Reading – Persephone books, specifically books about houses. I don’t know why, except that it struck me that a lot of the Persephone list is a bit depressing and I couldn’t face anything bleak. The four novels I’ve read have all all been set early to mid 20th century, and they all feature families in transition. It strikes me that if I’d been born earlier in the 20th century I’d have had a grim time of it, not clever enough to get a scholarship and just intelligent enough to realise that there could be more to life than whatever ghastly office or shop opportunities presented themselves. Even if I’d been wealthy, I’d have been a disaster at the round of parties required by being launched into society. Horrors.
Although the Persephone books do also make you feel sorry for the male characters, so often married to fractious, helpless child-women. On the other hand, so often repressive, sexist, bullying and manipulative figures.
Bricks and Mortar – Helen Ashton. Which begins with young architect, Martin, travelling to Rome with the intention of studying the buildings there. Instead, he gets caught by a scheming old woman who is looking for a suitable husband for her fundamentally useless but very lovely daughter. So poor Martin gets trapped and the novel is about his life with Letty, his architectural practice and his daughter Stacy.
Greenbanks – Dorothy Whipple. Has a cast of unpleasant, but of their time male characters, and various women who are struggling to somehow live differently. The house, Greenbanks, is the family home, just about maintained by Louisa, the matriarch. One of her sons-in-law, who looks after her money for her, almost manages it away entirely. Another character called Letty finally inherits some money that will give her freedom at the age of 50; her daughter Rachel, born into a period when women had more freedoms anyway, gets to college and chooses love over familial duty.

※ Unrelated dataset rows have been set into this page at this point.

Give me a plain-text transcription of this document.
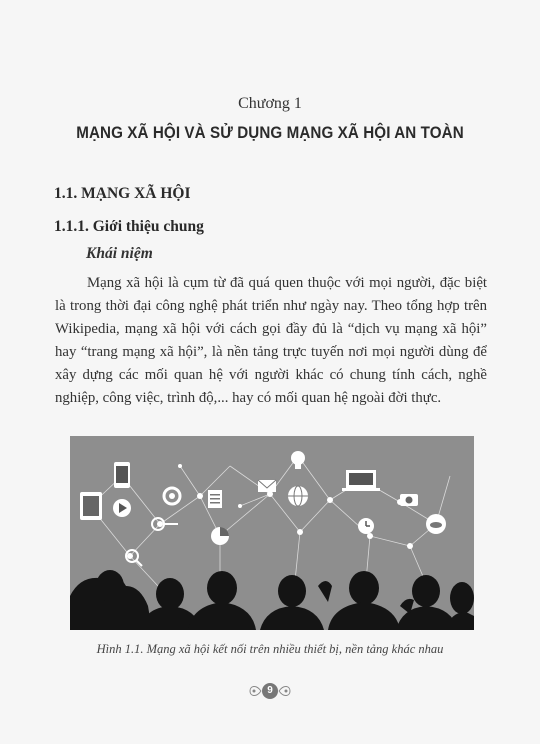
Chương 1
MẠNG XÃ HỘI VÀ SỬ DỤNG MẠNG XÃ HỘI AN TOÀN
1.1. MẠNG XÃ HỘI
1.1.1. Giới thiệu chung
Khái niệm
Mạng xã hội là cụm từ đã quá quen thuộc với mọi người, đặc biệt là trong thời đại công nghệ phát triển như ngày nay. Theo tổng hợp trên Wikipedia, mạng xã hội với cách gọi đầy đủ là “dịch vụ mạng xã hội” hay “trang mạng xã hội”, là nền tảng trực tuyến nơi mọi người dùng để xây dựng các mối quan hệ với người khác có chung tính cách, nghề nghiệp, công việc, trình độ,... hay có mối quan hệ ngoài đời thực.
Hình 1.1. Mạng xã hội kết nối trên nhiều thiết bị, nền tảng khác nhau
9
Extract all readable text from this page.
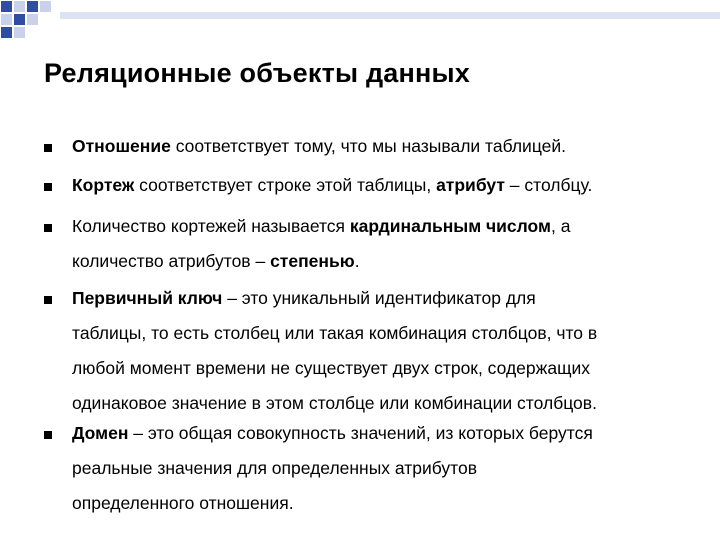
Реляционные объекты данных
Отношение соответствует тому, что мы называли таблицей.
Кортеж соответствует строке этой таблицы, атрибут – столбцу.
Количество кортежей называется кардинальным числом, а
количество атрибутов – степенью.
Первичный ключ – это уникальный идентификатор для
таблицы, то есть столбец или такая комбинация столбцов, что в
любой момент времени не существует двух строк, содержащих
одинаковое значение в этом столбце или комбинации столбцов.
Домен – это общая совокупность значений, из которых берутся
реальные значения для определенных атрибутов
определенного отношения.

The New House – Lettice Cooper. Set over one day (a device I always enjoy), in which a mother, daughter and their remaining servant are moving out of the family home to a smaller, manageable house. The old one is sold, its eventual fate undecided but likely to be either turned into a club or torn down and replaced with terraces. The move becomes a pivotal day for Rhoda, on the cusp of being the dutiful daughter and continuing to stay at home to look after her mother but recognising her last chance to find her own life.

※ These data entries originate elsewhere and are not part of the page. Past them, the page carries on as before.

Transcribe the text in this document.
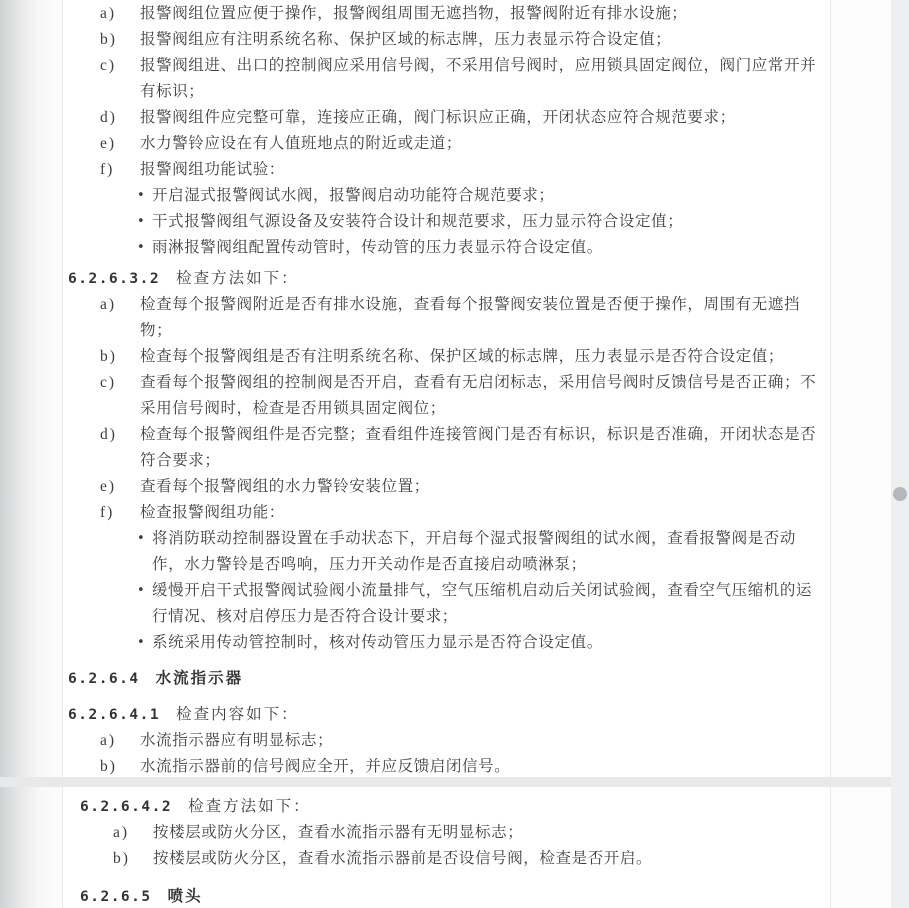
a) 报警阀组位置应便于操作，报警阀组周围无遮挡物，报警阀附近有排水设施；
b) 报警阀组应有注明系统名称、保护区域的标志牌，压力表显示符合设定值；
c) 报警阀组进、出口的控制阀应采用信号阀，不采用信号阀时，应用锁具固定阀位，阀门应常开并有标识；
d) 报警阀组件应完整可靠，连接应正确，阀门标识应正确，开闭状态应符合规范要求；
e) 水力警铃应设在有人值班地点的附近或走道；
f) 报警阀组功能试验：
• 开启湿式报警阀试水阀，报警阀启动功能符合规范要求；
• 干式报警阀组气源设备及安装符合设计和规范要求，压力显示符合设定值；
• 雨淋报警阀组配置传动管时，传动管的压力表显示符合设定值。
6.2.6.3.2 检查方法如下：
a) 检查每个报警阀附近是否有排水设施，查看每个报警阀安装位置是否便于操作，周围有无遮挡物；
b) 检查每个报警阀组是否有注明系统名称、保护区域的标志牌，压力表显示是否符合设定值；
c) 查看每个报警阀组的控制阀是否开启，查看有无启闭标志，采用信号阀时反馈信号是否正确；不采用信号阀时，检查是否用锁具固定阀位；
d) 检查每个报警阀组件是否完整；查看组件连接管阀门是否有标识，标识是否准确，开闭状态是否符合要求；
e) 查看每个报警阀组的水力警铃安装位置；
f) 检查报警阀组功能：
• 将消防联动控制器设置在手动状态下，开启每个湿式报警阀组的试水阀，查看报警阀是否动作，水力警铃是否鸣响，压力开关动作是否直接启动喷淋泵；
• 缓慢开启干式报警阀试验阀小流量排气，空气压缩机启动后关闭试验阀，查看空气压缩机的运行情况、核对启停压力是否符合设计要求；
• 系统采用传动管控制时，核对传动管压力显示是否符合设定值。
6.2.6.4 水流指示器
6.2.6.4.1 检查内容如下：
a) 水流指示器应有明显标志；
b) 水流指示器前的信号阀应全开，并应反馈启闭信号。
6.2.6.4.2 检查方法如下：
a) 按楼层或防火分区，查看水流指示器有无明显标志；
b) 按楼层或防火分区，查看水流指示器前是否设信号阀，检查是否开启。
6.2.6.5 喷头
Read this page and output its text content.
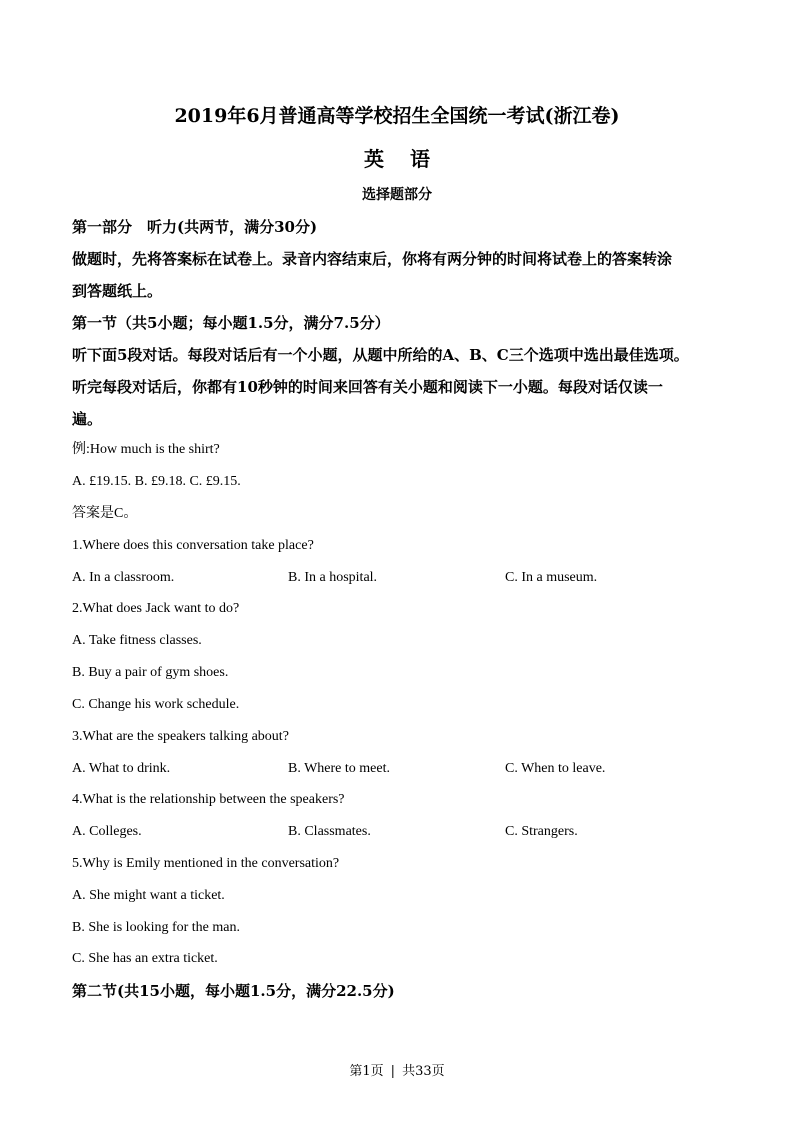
2019年6月普通高等学校招生全国统一考试(浙江卷)
英 语
选择题部分
第一部分　听力(共两节，满分30分)
做题时，先将答案标在试卷上。录音内容结束后，你将有两分钟的时间将试卷上的答案转涂
到答题纸上。
第一节（共5小题；每小题1.5分，满分7.5分）
听下面5段对话。每段对话后有一个小题，从题中所给的A、B、C三个选项中选出最佳选项。
听完每段对话后，你都有10秒钟的时间来回答有关小题和阅读下一小题。每段对话仅读一
遍。
例:How much is the shirt?
A. £19.15. B. £9.18. C. £9.15.
答案是C。
1.Where does this conversation take place?
A. In a classroom.	B. In a hospital.	C. In a museum.
2.What does Jack want to do?
A. Take fitness classes.
B. Buy a pair of gym shoes.
C. Change his work schedule.
3.What are the speakers talking about?
A. What to drink.	B. Where to meet.	C. When to leave.
4.What is the relationship between the speakers?
A. Colleges.	B. Classmates.	C. Strangers.
5.Why is Emily mentioned in the conversation?
A. She might want a ticket.
B. She is looking for the man.
C. She has an extra ticket.
第二节(共15小题，每小题1.5分，满分22.5分)
第1页 | 共33页
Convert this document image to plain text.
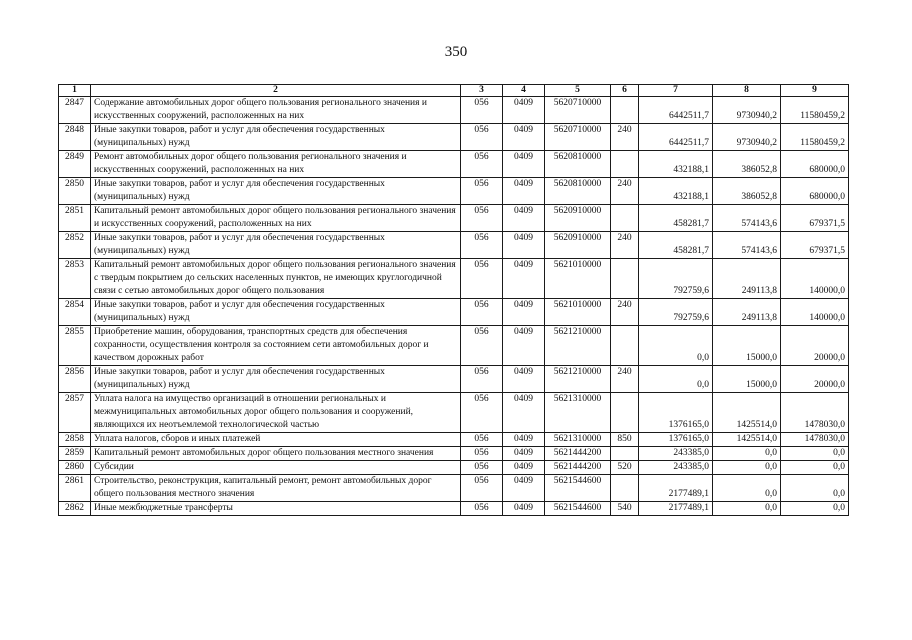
350
1	2	3	4	5	6	7	8	9
2847	Содержание автомобильных дорог общего пользования регионального значения и искусственных сооружений, расположенных на них	056	0409	5620710000		6442511,7	9730940,2	11580459,2
2848	Иные закупки товаров, работ и услуг для обеспечения государственных (муниципальных) нужд	056	0409	5620710000	240	6442511,7	9730940,2	11580459,2
2849	Ремонт автомобильных дорог общего пользования регионального значения и искусственных сооружений, расположенных на них	056	0409	5620810000		432188,1	386052,8	680000,0
2850	Иные закупки товаров, работ и услуг для обеспечения государственных (муниципальных) нужд	056	0409	5620810000	240	432188,1	386052,8	680000,0
2851	Капитальный ремонт автомобильных дорог общего пользования регионального значения и искусственных сооружений, расположенных на них	056	0409	5620910000		458281,7	574143,6	679371,5
2852	Иные закупки товаров, работ и услуг для обеспечения государственных (муниципальных) нужд	056	0409	5620910000	240	458281,7	574143,6	679371,5
2853	Капитальный ремонт автомобильных дорог общего пользования регионального значения с твердым покрытием до сельских населенных пунктов, не имеющих круглогодичной связи с сетью автомобильных дорог общего пользования	056	0409	5621010000		792759,6	249113,8	140000,0
2854	Иные закупки товаров, работ и услуг для обеспечения государственных (муниципальных) нужд	056	0409	5621010000	240	792759,6	249113,8	140000,0
2855	Приобретение машин, оборудования, транспортных средств для обеспечения сохранности, осуществления контроля за состоянием сети автомобильных дорог и качеством дорожных работ	056	0409	5621210000		0,0	15000,0	20000,0
2856	Иные закупки товаров, работ и услуг для обеспечения государственных (муниципальных) нужд	056	0409	5621210000	240	0,0	15000,0	20000,0
2857	Уплата налога на имущество организаций в отношении региональных и межмуниципальных автомобильных дорог общего пользования и сооружений, являющихся их неотъемлемой технологической частью	056	0409	5621310000		1376165,0	1425514,0	1478030,0
2858	Уплата налогов, сборов и иных платежей	056	0409	5621310000	850	1376165,0	1425514,0	1478030,0
2859	Капитальный ремонт автомобильных дорог общего пользования местного значения	056	0409	5621444200		243385,0	0,0	0,0
2860	Субсидии	056	0409	5621444200	520	243385,0	0,0	0,0
2861	Строительство, реконструкция, капитальный ремонт, ремонт автомобильных дорог общего пользования местного значения	056	0409	5621544600		2177489,1	0,0	0,0
2862	Иные межбюджетные трансферты	056	0409	5621544600	540	2177489,1	0,0	0,0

Mariana – Monica Dickens. Not a ‘house’ story, but a coming of age tale that I hadn’t remembered being as wickedly funny as it is. It’s about the eponymous Mary as she grows up, struggles through school, suffers through a truly embarrassing time at theatre school and a near-miss engagement before everything comes good for her.

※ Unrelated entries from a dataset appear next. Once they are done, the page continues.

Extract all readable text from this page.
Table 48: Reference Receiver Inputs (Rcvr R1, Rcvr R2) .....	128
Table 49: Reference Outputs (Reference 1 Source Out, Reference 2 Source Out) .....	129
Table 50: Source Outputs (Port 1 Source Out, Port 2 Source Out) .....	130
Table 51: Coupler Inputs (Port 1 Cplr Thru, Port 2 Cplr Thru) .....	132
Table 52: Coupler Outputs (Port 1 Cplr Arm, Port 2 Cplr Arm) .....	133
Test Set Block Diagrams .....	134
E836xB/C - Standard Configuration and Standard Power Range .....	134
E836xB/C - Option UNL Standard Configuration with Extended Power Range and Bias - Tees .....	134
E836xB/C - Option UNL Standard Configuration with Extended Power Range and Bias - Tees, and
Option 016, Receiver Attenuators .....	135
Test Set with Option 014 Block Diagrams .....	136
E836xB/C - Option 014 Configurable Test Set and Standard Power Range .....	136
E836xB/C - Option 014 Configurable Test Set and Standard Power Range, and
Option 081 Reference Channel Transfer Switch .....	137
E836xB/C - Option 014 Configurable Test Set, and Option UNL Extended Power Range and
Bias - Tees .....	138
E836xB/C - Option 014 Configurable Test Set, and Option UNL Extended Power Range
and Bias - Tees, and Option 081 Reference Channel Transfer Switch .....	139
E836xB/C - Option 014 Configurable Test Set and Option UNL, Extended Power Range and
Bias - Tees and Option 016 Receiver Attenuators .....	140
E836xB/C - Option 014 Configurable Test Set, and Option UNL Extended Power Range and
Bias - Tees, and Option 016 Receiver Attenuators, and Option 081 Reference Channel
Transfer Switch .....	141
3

Sorting out plants – I had bought a planter at the beginning of lockdown and then got overwhelmed by plant choice. And then overwhelmed again by the total faff of re-planting into a planter. Finally, I made a decision, and now I have a parlour palm: air purifying, non-toxic and allegedly difficult to kill.
And a sneaky ivy as well, because I do like a trailing plant. The poem in the frame, by the way, is Adlestrop by Edward Thomas.
I’m inspired to get a few more plants too, but there’s more thinking and planning to be done first. So that’s a next month activity.